Las imágenes del fondo del mar siempre muestran muchas sorpresas. Es el caso del material recogido por la División Antártica Australiana, quien ha filmado un ejemplar de «Enypniastes eximia», bautizado de forma más coloquial como «el monstruo pollo sin cabeza», por su evidente parecido. En realidad no se trata de un ave, sino de un pepino de mar (de la clase de los «holoturoideos»), que vive en el Océano Austral, frente a la Antártida Oriental, a 3.000 metros de profundidad. Esta especie ya era conocida en la comunidad científica, pero ha sido filmada en muy pocas ocasiones y nunca con tanta resolución.

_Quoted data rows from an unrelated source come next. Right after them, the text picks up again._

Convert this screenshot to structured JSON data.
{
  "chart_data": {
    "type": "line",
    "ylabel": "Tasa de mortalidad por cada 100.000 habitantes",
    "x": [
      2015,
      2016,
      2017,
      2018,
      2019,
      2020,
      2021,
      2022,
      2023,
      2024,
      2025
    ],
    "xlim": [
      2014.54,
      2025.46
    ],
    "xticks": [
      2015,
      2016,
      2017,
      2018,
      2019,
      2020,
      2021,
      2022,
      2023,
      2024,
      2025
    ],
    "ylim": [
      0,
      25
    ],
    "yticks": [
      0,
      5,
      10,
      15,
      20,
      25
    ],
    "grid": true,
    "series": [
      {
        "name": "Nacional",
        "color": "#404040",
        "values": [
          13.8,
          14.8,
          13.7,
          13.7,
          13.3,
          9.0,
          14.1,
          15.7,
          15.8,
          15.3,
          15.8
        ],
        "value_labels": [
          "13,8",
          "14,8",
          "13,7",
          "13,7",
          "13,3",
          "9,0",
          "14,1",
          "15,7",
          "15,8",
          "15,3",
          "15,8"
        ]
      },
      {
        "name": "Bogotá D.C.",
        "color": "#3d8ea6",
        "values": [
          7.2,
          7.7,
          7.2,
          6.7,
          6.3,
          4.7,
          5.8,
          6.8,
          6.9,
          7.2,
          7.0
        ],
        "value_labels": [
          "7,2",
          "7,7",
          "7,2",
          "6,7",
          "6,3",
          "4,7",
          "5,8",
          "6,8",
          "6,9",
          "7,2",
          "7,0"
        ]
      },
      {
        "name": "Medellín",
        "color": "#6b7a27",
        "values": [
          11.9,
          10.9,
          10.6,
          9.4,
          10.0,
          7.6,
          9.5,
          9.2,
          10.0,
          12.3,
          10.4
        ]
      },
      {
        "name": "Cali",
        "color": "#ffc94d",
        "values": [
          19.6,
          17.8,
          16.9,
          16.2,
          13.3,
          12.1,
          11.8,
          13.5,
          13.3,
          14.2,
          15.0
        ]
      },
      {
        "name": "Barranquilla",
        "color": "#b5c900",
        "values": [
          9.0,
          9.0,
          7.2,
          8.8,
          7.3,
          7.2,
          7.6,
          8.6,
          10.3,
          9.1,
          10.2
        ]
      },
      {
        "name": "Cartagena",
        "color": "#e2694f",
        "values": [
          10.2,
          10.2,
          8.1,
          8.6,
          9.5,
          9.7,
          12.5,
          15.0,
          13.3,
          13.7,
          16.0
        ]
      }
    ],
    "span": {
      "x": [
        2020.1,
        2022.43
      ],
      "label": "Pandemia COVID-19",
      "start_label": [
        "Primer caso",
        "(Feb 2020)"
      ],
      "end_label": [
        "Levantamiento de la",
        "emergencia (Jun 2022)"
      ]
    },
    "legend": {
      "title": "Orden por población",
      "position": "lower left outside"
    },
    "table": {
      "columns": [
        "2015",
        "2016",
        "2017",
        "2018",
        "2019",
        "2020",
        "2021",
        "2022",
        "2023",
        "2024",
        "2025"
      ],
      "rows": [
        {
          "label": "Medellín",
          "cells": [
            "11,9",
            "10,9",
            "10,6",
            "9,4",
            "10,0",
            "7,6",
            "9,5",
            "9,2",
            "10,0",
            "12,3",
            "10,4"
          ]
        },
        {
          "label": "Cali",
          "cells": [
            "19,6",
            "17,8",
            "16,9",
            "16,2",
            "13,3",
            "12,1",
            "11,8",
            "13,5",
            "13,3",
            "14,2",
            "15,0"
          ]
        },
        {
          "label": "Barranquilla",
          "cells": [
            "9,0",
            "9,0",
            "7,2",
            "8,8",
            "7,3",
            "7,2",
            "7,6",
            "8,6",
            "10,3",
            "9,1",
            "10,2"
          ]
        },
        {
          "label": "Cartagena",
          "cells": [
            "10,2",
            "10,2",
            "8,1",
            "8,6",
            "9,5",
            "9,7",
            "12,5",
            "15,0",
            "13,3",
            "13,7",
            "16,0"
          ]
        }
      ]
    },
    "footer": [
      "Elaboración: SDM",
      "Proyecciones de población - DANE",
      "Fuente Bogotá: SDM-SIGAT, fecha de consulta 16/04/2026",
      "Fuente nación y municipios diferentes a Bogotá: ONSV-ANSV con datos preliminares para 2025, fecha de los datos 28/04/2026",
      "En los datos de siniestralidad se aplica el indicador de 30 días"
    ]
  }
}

De unos 25 centímetros de largo y un aspecto rojizo, la fotografía de este especimen es bastante sorprendente, aunque se esperan más sorpresas de los vídeos grabados en el fondo del mar de la Antártida. «Algunas de las imágenes que estamos recuperando de las cámarasson impresionantes, incluidas las especies que nunca hemos visto en esta parte del mundo», explica Dirk Welsford, jefe del programa australiano.

Este «mostruo pollo sin cabeza» forma parte de las 1.400 especies de pepinos de mar que la ciencia tiene catalogados hasta ahora. Se cree que este tipo de animales llevan habitando la Tierra desde hace, al menos, 400 millones de años, por lo que su descubrimiento podría ayudar a revelar algunos misterios hasta ahora sin resolver del origen de nuestro planeta.

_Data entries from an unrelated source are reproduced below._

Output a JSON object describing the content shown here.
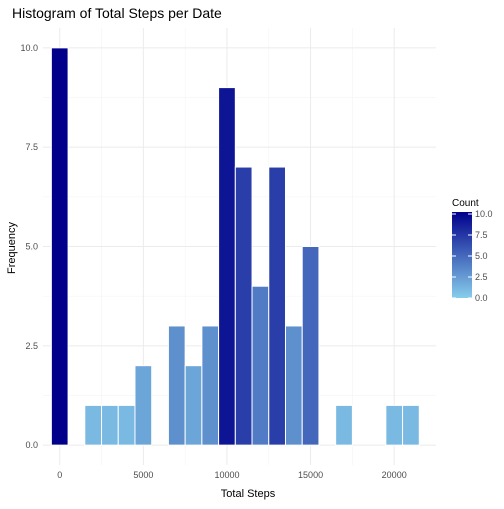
{
  "chart_data": {
    "type": "bar",
    "title": "Histogram of Total Steps per Date",
    "xlabel": "Total Steps",
    "ylabel": "Frequency",
    "xlim": [
      -1000,
      22500
    ],
    "ylim": [
      -0.5,
      10.5
    ],
    "x_ticks": [
      0,
      5000,
      10000,
      15000,
      20000
    ],
    "x_tick_labels": [
      "0",
      "5000",
      "10000",
      "15000",
      "20000"
    ],
    "y_ticks": [
      0,
      2.5,
      5,
      7.5,
      10
    ],
    "y_tick_labels": [
      "0.0",
      "2.5",
      "5.0",
      "7.5",
      "10.0"
    ],
    "bin_width": 1000,
    "bins": [
      {
        "x": 0,
        "count": 10
      },
      {
        "x": 2000,
        "count": 1
      },
      {
        "x": 3000,
        "count": 1
      },
      {
        "x": 4000,
        "count": 1
      },
      {
        "x": 5000,
        "count": 2
      },
      {
        "x": 7000,
        "count": 3
      },
      {
        "x": 8000,
        "count": 2
      },
      {
        "x": 9000,
        "count": 3
      },
      {
        "x": 10000,
        "count": 9
      },
      {
        "x": 11000,
        "count": 7
      },
      {
        "x": 12000,
        "count": 4
      },
      {
        "x": 13000,
        "count": 7
      },
      {
        "x": 14000,
        "count": 3
      },
      {
        "x": 15000,
        "count": 5
      },
      {
        "x": 17000,
        "count": 1
      },
      {
        "x": 20000,
        "count": 1
      },
      {
        "x": 21000,
        "count": 1
      }
    ],
    "grid": true,
    "legend": {
      "title": "Count",
      "placement": "right",
      "breaks": [
        10,
        7.5,
        5,
        2.5,
        0
      ],
      "break_labels": [
        "10.0",
        "7.5",
        "5.0",
        "2.5",
        "0.0"
      ],
      "low_color": "#87CEEB",
      "high_color": "#00008B"
    }
  }
}
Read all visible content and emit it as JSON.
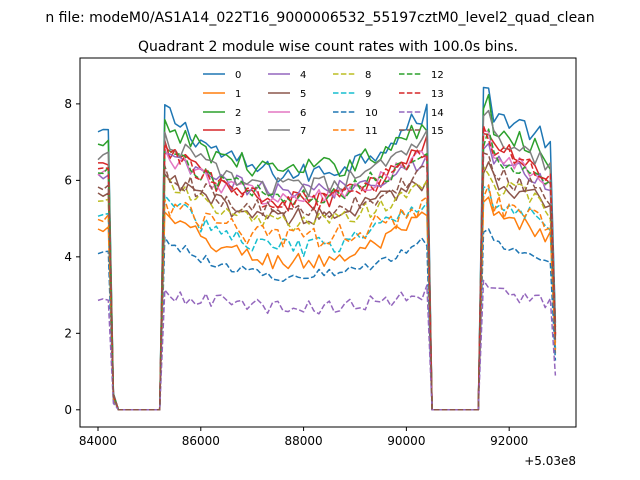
{
  "chart_data": {
    "type": "line",
    "suptitle": "n file: modeM0/AS1A14_022T16_9000006532_55197cztM0_level2_quad_clean",
    "title": "Quadrant 2 module wise count rates with 100.0s bins.",
    "xlabel": "",
    "ylabel": "",
    "x_offset_label": "+5.03e8",
    "xlim": [
      83650,
      93300
    ],
    "ylim": [
      -0.45,
      9.2
    ],
    "x_ticks": [
      84000,
      86000,
      88000,
      90000,
      92000
    ],
    "x_tick_labels": [
      "84000",
      "86000",
      "88000",
      "90000",
      "92000"
    ],
    "y_ticks": [
      0,
      2,
      4,
      6,
      8
    ],
    "y_tick_labels": [
      "0",
      "2",
      "4",
      "6",
      "8"
    ],
    "legend_position": "top-center",
    "grid": false,
    "bins": {
      "segment1_x": [
        84000,
        84100,
        84200,
        84300,
        84400
      ],
      "segment1_offset": [
        1.0,
        1.0,
        1.01,
        0.06,
        0.0
      ],
      "gap1_x": [
        84500,
        85200
      ],
      "segment2_x_start": 85300,
      "segment2_x_end": 90400,
      "segment2_step": 100,
      "gap2_x": [
        90500,
        91400
      ],
      "segment3_x": [
        91500,
        91600,
        91700,
        91800,
        91900,
        92000,
        92100,
        92200,
        92300,
        92400,
        92500,
        92600,
        92700,
        92800,
        92900
      ],
      "segment3_shape": [
        1.02,
        1.03,
        0.96,
        0.95,
        0.94,
        0.93,
        0.92,
        0.92,
        0.91,
        0.9,
        0.89,
        0.88,
        0.87,
        0.85,
        0.28
      ]
    },
    "series": [
      {
        "name": "0",
        "color": "#1f77b4",
        "dash": "solid",
        "level": 7.25,
        "mid_level": 6.7,
        "noise": 0.28
      },
      {
        "name": "1",
        "color": "#ff7f0e",
        "dash": "solid",
        "level": 4.7,
        "mid_level": 4.2,
        "noise": 0.25
      },
      {
        "name": "2",
        "color": "#2ca02c",
        "dash": "solid",
        "level": 6.9,
        "mid_level": 6.8,
        "noise": 0.3
      },
      {
        "name": "3",
        "color": "#d62728",
        "dash": "solid",
        "level": 6.4,
        "mid_level": 5.9,
        "noise": 0.28
      },
      {
        "name": "4",
        "color": "#9467bd",
        "dash": "solid",
        "level": 6.1,
        "mid_level": 6.2,
        "noise": 0.25
      },
      {
        "name": "5",
        "color": "#8c564b",
        "dash": "solid",
        "level": 5.6,
        "mid_level": 5.5,
        "noise": 0.25
      },
      {
        "name": "6",
        "color": "#e377c2",
        "dash": "solid",
        "level": 6.2,
        "mid_level": 6.0,
        "noise": 0.25
      },
      {
        "name": "7",
        "color": "#7f7f7f",
        "dash": "solid",
        "level": 6.6,
        "mid_level": 6.3,
        "noise": 0.25
      },
      {
        "name": "8",
        "color": "#bcbd22",
        "dash": "dashed",
        "level": 5.5,
        "mid_level": 5.3,
        "noise": 0.25
      },
      {
        "name": "9",
        "color": "#17becf",
        "dash": "dashed",
        "level": 5.1,
        "mid_level": 4.6,
        "noise": 0.25
      },
      {
        "name": "10",
        "color": "#1f77b4",
        "dash": "dashed",
        "level": 4.1,
        "mid_level": 3.8,
        "noise": 0.15
      },
      {
        "name": "11",
        "color": "#ff7f0e",
        "dash": "dashed",
        "level": 5.0,
        "mid_level": 4.9,
        "noise": 0.3
      },
      {
        "name": "12",
        "color": "#2ca02c",
        "dash": "dashed",
        "level": 6.2,
        "mid_level": 6.1,
        "noise": 0.25
      },
      {
        "name": "13",
        "color": "#d62728",
        "dash": "dashed",
        "level": 6.3,
        "mid_level": 5.9,
        "noise": 0.25
      },
      {
        "name": "14",
        "color": "#9467bd",
        "dash": "dashed",
        "level": 2.85,
        "mid_level": 2.9,
        "noise": 0.2
      },
      {
        "name": "15",
        "color": "#8c564b",
        "dash": "dashed",
        "level": 5.8,
        "mid_level": 5.6,
        "noise": 0.25
      }
    ]
  }
}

Rigor mortis antes de la muerte

El rigor mortis siempre se ha asociado a un estado que se produce después de morir. Sin embargo, el fenómeno del fallecimiento no es nada sencillo y varias investigaciones han mostrado que algunos genes de los seres vivos permanecen activos horas o incluso días después del fallecimiento en algunos animales, incluidos los humanos. Por lo tanto, ¿puede esta máxima estar equivocada?

Un gusano nematodo, el Caenorhabditis elegans, un animal usado habitualmente en múltiples investigaciones, ha revelado a los científicos del University College de Londres (UCL) y de la Universidad de Washington, que experimenta la rigidez muscular asociada con la muerte antes de su fallecimiento.

En esta ocasión, los investigadores han podido observar cómo la muerte se va extendiendo progresivamente por las células de este gusano. Como si se tratara de un efecto dominó, vieron cómo segundo a segundo la muerte de algunas células, a través de unmecanismo regulado de muerte conocido como necrosis, iba liberando al medio iones de calcio que a su vez actuaban como un «gatillo» para activar la necrosis en las células vecinas. En concreto, laretracción en la faringe activa la muerte en cascada del animal.

«Lo que realmente nos sorprendió al principio es que el rigor mortis de los gusanos comienza cuando aún están vivos», dice en un comunicado Evgeniy Galimov, coautor del estudio junto con el científico David Gems. «Pero entonces nos dimos cuenta de que la muerte a causa del fallo del sistema circulatorio, tal como ocurre en mamíferos, no tiene lugar en C. elegans. Estos gusanos son tan pequeños que no necesitan un sistema circulatorio para oxigenar las células».